Structure Analysis and Descriptor Implementation#

This page has information about the AaronTools implementation of several algorithms. Although more information might be available in the original publications, this is here in case AaronTools users who are interested in how these methods are implemented. Some methods might have ambiguities which could lead different software packages to produce different numbers.

Sterimol#

Sterimol B5 and L are determined analytically (unless the user writes a function to define L in a numerical way). The procedure for the L parameter is to take each vector from the substituent atom that is bonded to the rest of the molecule to one other substituent atom. These vectors are projected onto the L-axis, and the atom’s van der Waals (VDW) radius is added. Depending on what the user requests, a correction may also be added (e.g. a correction of 0.4 + the ideal Z-H bond length, where Z is the element of the substituent’s starting atom).

The B5 parameter is found by taking the distance from the L-axis vector to each substituent atom and adding each atom’s VDW radius. The longest of these is the B5.

The B1 parameter is determined numerically. To determine B1, atom coordinates are projected onto a plane orthogonal to the L-axis. A circle of points centered on each atom’s coordinates are placed on the plane. The circle’s radius is the atom’s van der Waals radius. Next, the convex hull of these points is found. B1 is the perpendicular distance from the L-axis to the closest face of the convex hull. Finally, the widths opposite and perpendicular to B1 are determined and sorted into B2-B4.

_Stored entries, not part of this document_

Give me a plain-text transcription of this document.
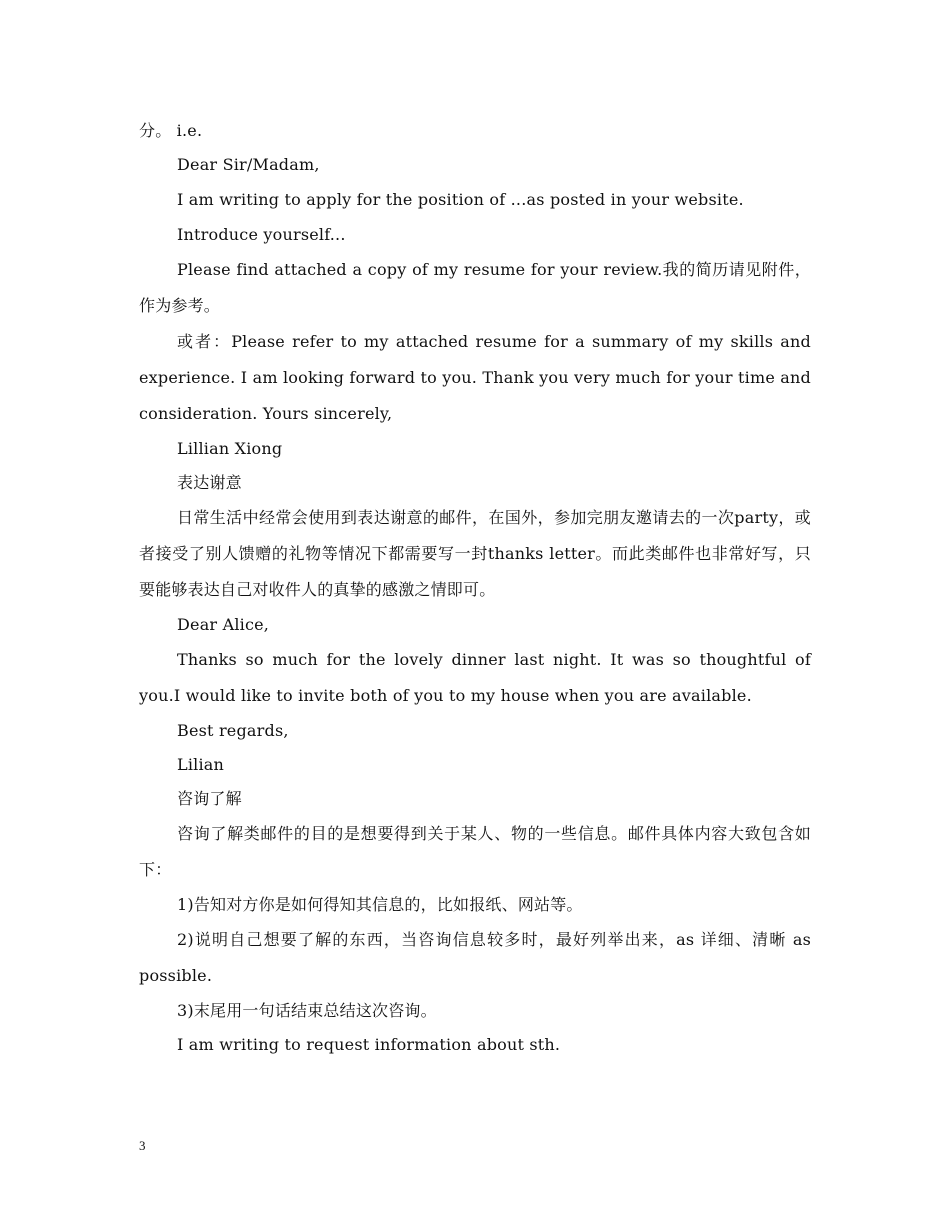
分。 i.e.

Dear Sir/Madam,

I am writing to apply for the position of ...as posted in your website.

Introduce yourself...

Please find attached a copy of my resume for your review.我的简历请见附件，作为参考。

或者：Please refer to my attached resume for a summary of my skills and experience. I am looking forward to you. Thank you very much for your time and consideration. Yours sincerely,

Lillian Xiong

表达谢意

日常生活中经常会使用到表达谢意的邮件，在国外，参加完朋友邀请去的一次party，或者接受了别人馈赠的礼物等情况下都需要写一封thanks letter。而此类邮件也非常好写，只要能够表达自己对收件人的真挚的感激之情即可。

Dear Alice,

Thanks so much for the lovely dinner last night. It was so thoughtful of you.I would like to invite both of you to my house when you are available.

Best regards,

Lilian

咨询了解

咨询了解类邮件的目的是想要得到关于某人、物的一些信息。邮件具体内容大致包含如下：

1)告知对方你是如何得知其信息的，比如报纸、网站等。

2)说明自己想要了解的东西，当咨询信息较多时，最好列举出来，as 详细、清晰 as possible.

3)末尾用一句话结束总结这次咨询。

I am writing to request information about sth.

3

This diagram shows how the Sterimol B1 is determined for a perfluoroethyl substituent. Red points are vertices of the convex hull - red lines show the faces. Gray and green points are points on the circle for carbon or fluorine atoms, respectively. The L axis is indicated with the ‘x’ in the middle, and the green line from the x to a face is the B1 width. The 3D version shows the B1 as a black arrow.

../_images/sterimol_b1_EtF5.png ../_images/sterimol_EtF5_3d.png

Differences from Verloop’s procedure#

Unlike the original implementation, AaronTools uses a structure provided by the user. If the B1 width only depends on a substituent atom that is on the L-axis (e.g. a methoxy substituent), AaronTools can produce different results from the original for B2-B4. This is because of the infinite ways to orient the substituent’s bounding box and still get the same B1 value.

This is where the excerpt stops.